In an effort to get some of our long-time summer fishing clients to get a taste of the great Montana spring fishing we offer a 15% discount from our standard guided fishing rates. So if this sounds like an interesting time of year let us know and we can fill you in on more details. This opportunity is available from March until the first week of June.
4 thoughts on “Spring Fishing in Montana”
If your Mothers day caddis hatch is anything like ours on the Arkansas River, it must be fantastic.

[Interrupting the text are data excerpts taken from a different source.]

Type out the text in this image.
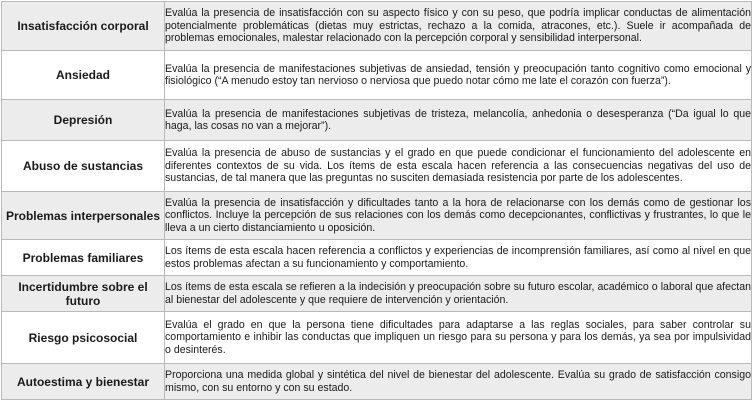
Insatisfacción corporal	Evalúa la presencia de insatisfacción con su aspecto físico y con su peso, que podría implicar conductas de alimentación potencialmente problemáticas (dietas muy estrictas, rechazo a la comida, atracones, etc.). Suele ir acompañada de problemas emocionales, malestar relacionado con la percepción corporal y sensibilidad interpersonal.
Ansiedad	Evalúa la presencia de manifestaciones subjetivas de ansiedad, tensión y preocupación tanto cognitivo como emocional y fisiológico (“A menudo estoy tan nervioso o nerviosa que puedo notar cómo me late el corazón con fuerza”).
Depresión	Evalúa la presencia de manifestaciones subjetivas de tristeza, melancolía, anhedonia o desesperanza (“Da igual lo que haga, las cosas no van a mejorar”).
Abuso de sustancias	Evalúa la presencia de abuso de sustancias y el grado en que puede condicionar el funcionamiento del adolescente en diferentes contextos de su vida. Los ítems de esta escala hacen referencia a las consecuencias negativas del uso de sustancias, de tal manera que las preguntas no susciten demasiada resistencia por parte de los adolescentes.
Problemas interpersonales	Evalúa la presencia de insatisfacción y dificultades tanto a la hora de relacionarse con los demás como de gestionar los conflictos. Incluye la percepción de sus relaciones con los demás como decepcionantes, conflictivas y frustrantes, lo que le lleva a un cierto distanciamiento u oposición.
Problemas familiares	Los ítems de esta escala hacen referencia a conflictos y experiencias de incomprensión familiares, así como al nivel en que estos problemas afectan a su funcionamiento y comportamiento.
Incertidumbre sobre el futuro	Los ítems de esta escala se refieren a la indecisión y preocupación sobre su futuro escolar, académico o laboral que afectan al bienestar del adolescente y que requiere de intervención y orientación.
Riesgo psicosocial	Evalúa el grado en que la persona tiene dificultades para adaptarse a las reglas sociales, para saber controlar su comportamiento e inhibir las conductas que impliquen un riesgo para su persona y para los demás, ya sea por impulsividad o desinterés.
Autoestima y bienestar	Proporciona una medida global y sintética del nivel de bienestar del adolescente. Evalúa su grado de satisfacción consigo mismo, con su entorno y con su estado.
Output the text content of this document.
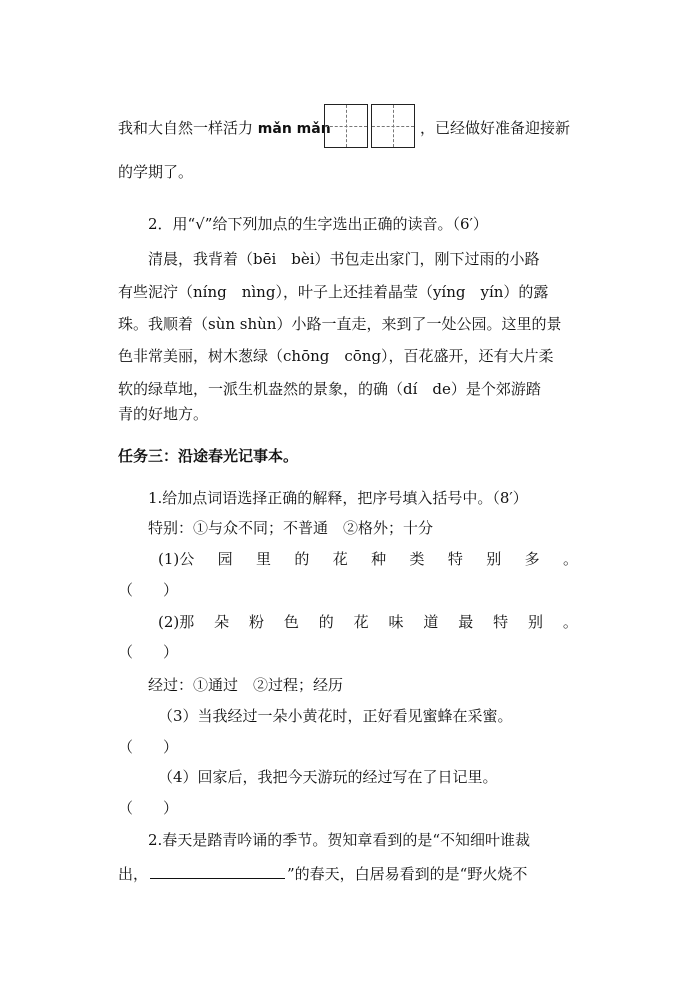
我和大自然一样活力 mǎn mǎn	，已经做好准备迎接新
的学期了。
2．用“√”给下列加点的生字选出正确的读音。（6′）
清晨，我背着（bēi　bèi）书包走出家门，刚下过雨的小路
有些泥泞（níng　nìng），叶子上还挂着晶莹（yíng　yín）的露
珠。我顺着（sùn shùn）小路一直走，来到了一处公园。这里的景
色非常美丽，树木葱绿（chōng　cōng），百花盛开，还有大片柔
软的绿草地，一派生机盎然的景象，的确（dí　de）是个郊游踏
青的好地方。
任务三：沿途春光记事本。
1.给加点词语选择正确的解释，把序号填入括号中。（8′）
特别：①与众不同；不普通　②格外；十分
(1)公 园 里 的 花 种 类 特 别 多 。
（　　）
(2)那 朵 粉 色 的 花 味 道 最 特 别 。
（　　）
经过：①通过　②过程；经历
（3）当我经过一朵小黄花时，正好看见蜜蜂在采蜜。
（　　）
（4）回家后，我把今天游玩的经过写在了日记里。
（　　）
2.春天是踏青吟诵的季节。贺知章看到的是“不知细叶谁裁
出，	”的春天，白居易看到的是“野火烧不
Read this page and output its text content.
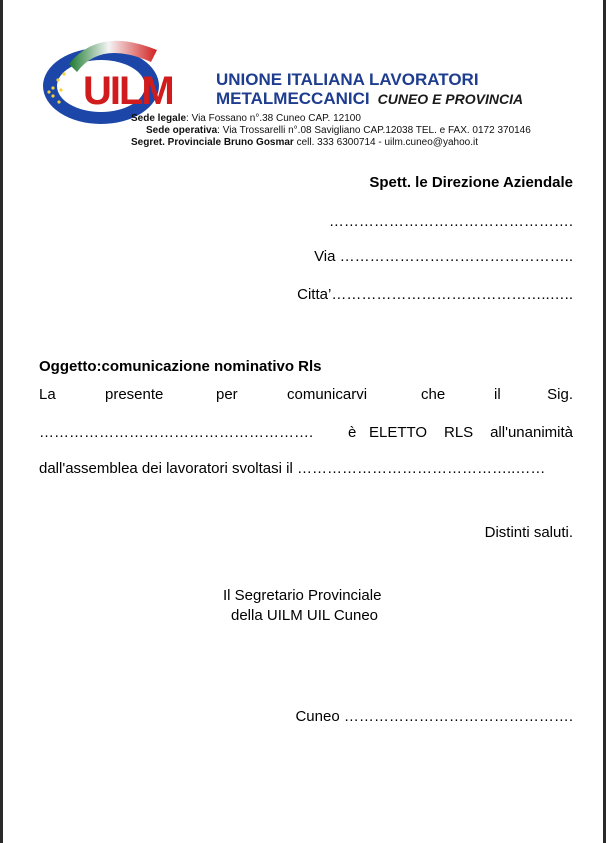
UILM	UNIONE ITALIANA LAVORATORI
METALMECCANICI CUNEO E PROVINCIA
Sede legale: Via Fossano n°.38 Cuneo CAP. 12100
Sede operativa: Via Trossarelli n°.08 Savigliano CAP.12038 TEL. e FAX. 0172 370146
Segret. Provinciale Bruno Gosmar cell. 333 6300714 - uilm.cuneo@yahoo.it
Spett. le Direzione Aziendale
………………………………………….
Via ………………………………………..
Citta’……………………………………..…..
Oggetto:comunicazione nominativo Rls
La	presente	per	comunicarvi	che	il	Sig.
………………………………………………. è ELETTO RLS all'unanimità
dall'assemblea dei lavoratori svoltasi il ……………………………………..……
Distinti saluti.
Il Segretario Provinciale
della UILM UIL Cuneo
Cuneo ……………………………………….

It’s pretty amazing. I’m hoping to put some video up this spring so all can see, so stay tuned!
Great viedos,fair Great viedos,fair play.Good to see some anglers doing it right.Seen some fine foul hooking going on on Tullaghabegly river in Falcarragh last year. Makes me sick.
Thanks, glad to hear you’re all about fair play. I hope your foul hooking issues on the Tullaghaegly get resolved in the near future. Thanks for the comment.